3. Lorsque, le recours dont il est saisi est dirigé contre une décision qui, remettant en cause des paiements déjà effectués, ordonne la récupération d'un indu de prime d'activité, il entre dans l'office du juge d'apprécier, au regard de l'argumentation du requérant, le cas échéant, de celle développée par le défendeur et, enfin, des moyens d'ordre public, en tenant compte de l'ensemble des circonstances de fait qui résultent de l'instruction, la régularité comme le bien-fondé de la décision de récupération d'indu.

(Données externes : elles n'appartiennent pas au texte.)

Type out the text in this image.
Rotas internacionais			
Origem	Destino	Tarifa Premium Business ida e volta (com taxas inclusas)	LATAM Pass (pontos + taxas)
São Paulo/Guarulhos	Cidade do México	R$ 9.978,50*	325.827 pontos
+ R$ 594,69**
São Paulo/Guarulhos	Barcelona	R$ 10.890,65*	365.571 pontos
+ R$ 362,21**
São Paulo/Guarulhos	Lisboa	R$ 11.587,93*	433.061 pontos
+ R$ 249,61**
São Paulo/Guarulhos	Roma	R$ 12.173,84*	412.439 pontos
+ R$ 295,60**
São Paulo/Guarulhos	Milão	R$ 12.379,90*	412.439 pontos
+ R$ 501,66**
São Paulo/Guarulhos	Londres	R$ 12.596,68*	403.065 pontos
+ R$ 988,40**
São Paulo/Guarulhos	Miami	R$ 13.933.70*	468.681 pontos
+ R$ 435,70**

4. Mme A, doit être regardée comme demandant au tribunal d'annuler la décision du 5 avril 2024 par laquelle la commission de recours amiable de la caisse d'allocations familiales des Pyrénées-Atlantiques a rejeté son recours administratif préalable formé contre la décision du 2 octobre 2023 mettant à sa charge un indu de prime d'activité d'un montant de 2 751,28 euros, et demande au tribunal de lui accorder la remise totale de cet indu. A l'appui de sa requête, elle soutient que l'erreur qu'elle a commise dans la déclaration de ses revenus résulte d'un défaut d'information des services de la caisse d'allocations familiales, et qu'elle est dans l'incapacité de régler sa dette compte tenu de la faiblesse de ses revenus. Si elle peut être regardée comme invoquant ainsi sa bonne foi et la situation de précarité financière dans laquelle elle se trouve, ces circonstances sont sans incidence sur le bien-fondé de l'indu qu'elle conteste. Mme A demande en outre au tribunal de lui accorder la remise totale de l'indu litigieux. Toutefois, s'il appartient au juge administratif, en sa qualité de juge de plein contentieux, d'examiner si une remise gracieuse totale ou partielle est justifiée et de se prononcer lui-même sur la demande, à la date à laquelle il statue, ce n'est qu'à la condition préalable d'être saisi d'un recours dirigé contre une décision de l'administration rejetant cette demande de remise gracieuse. Or, en l'espèce, la requête de Mme A n'est pas accompagnée d'une telle décision. Par un courrier du 30 avril 2024, dont elle a accusé réception le 18 juin 2024, la requérante a été invitée à régulariser sa requête, dans le délai de quinze jours, à l'aide d'un formulaire prérempli. Ce formulaire invitait notamment la requérante à préciser les motifs de sa demande et l'informait de la nécessité, sous peine d'irrecevabilité, de soumettre au juge des arguments destinés à établir l'illégalité de la décision contestée, et de transmettre à celui-ci tout document utile au soutien de sa demande. Ce courrier est toutefois resté sans réponse. Par suite, la requête de Mme A, qui ne comporte que des moyens inopérants et n'a pas été régularisée, ne peut qu'être rejetée comme irrecevable en application des dispositions du 7° de l'article R. 222-1 du code de justice administrative.

O R D O N N E :

Article 1er : La requête de Mme A est rejetée.

Article 2 : La présente ordonnance sera notifiée à Mme B A.

Fait à Pau, le 19 septembre 2024.

Le président du tribunal,

J.C. PAUZIÈS

La République mande et ordonne au préfet des Pyrénées-Atlantiques en ce qui le concerne ou à tous commissaires de justice à ce requis en ce qui concerne les voies de droit commun contre les parties privées, de pourvoir à l'exécution de la présente décision.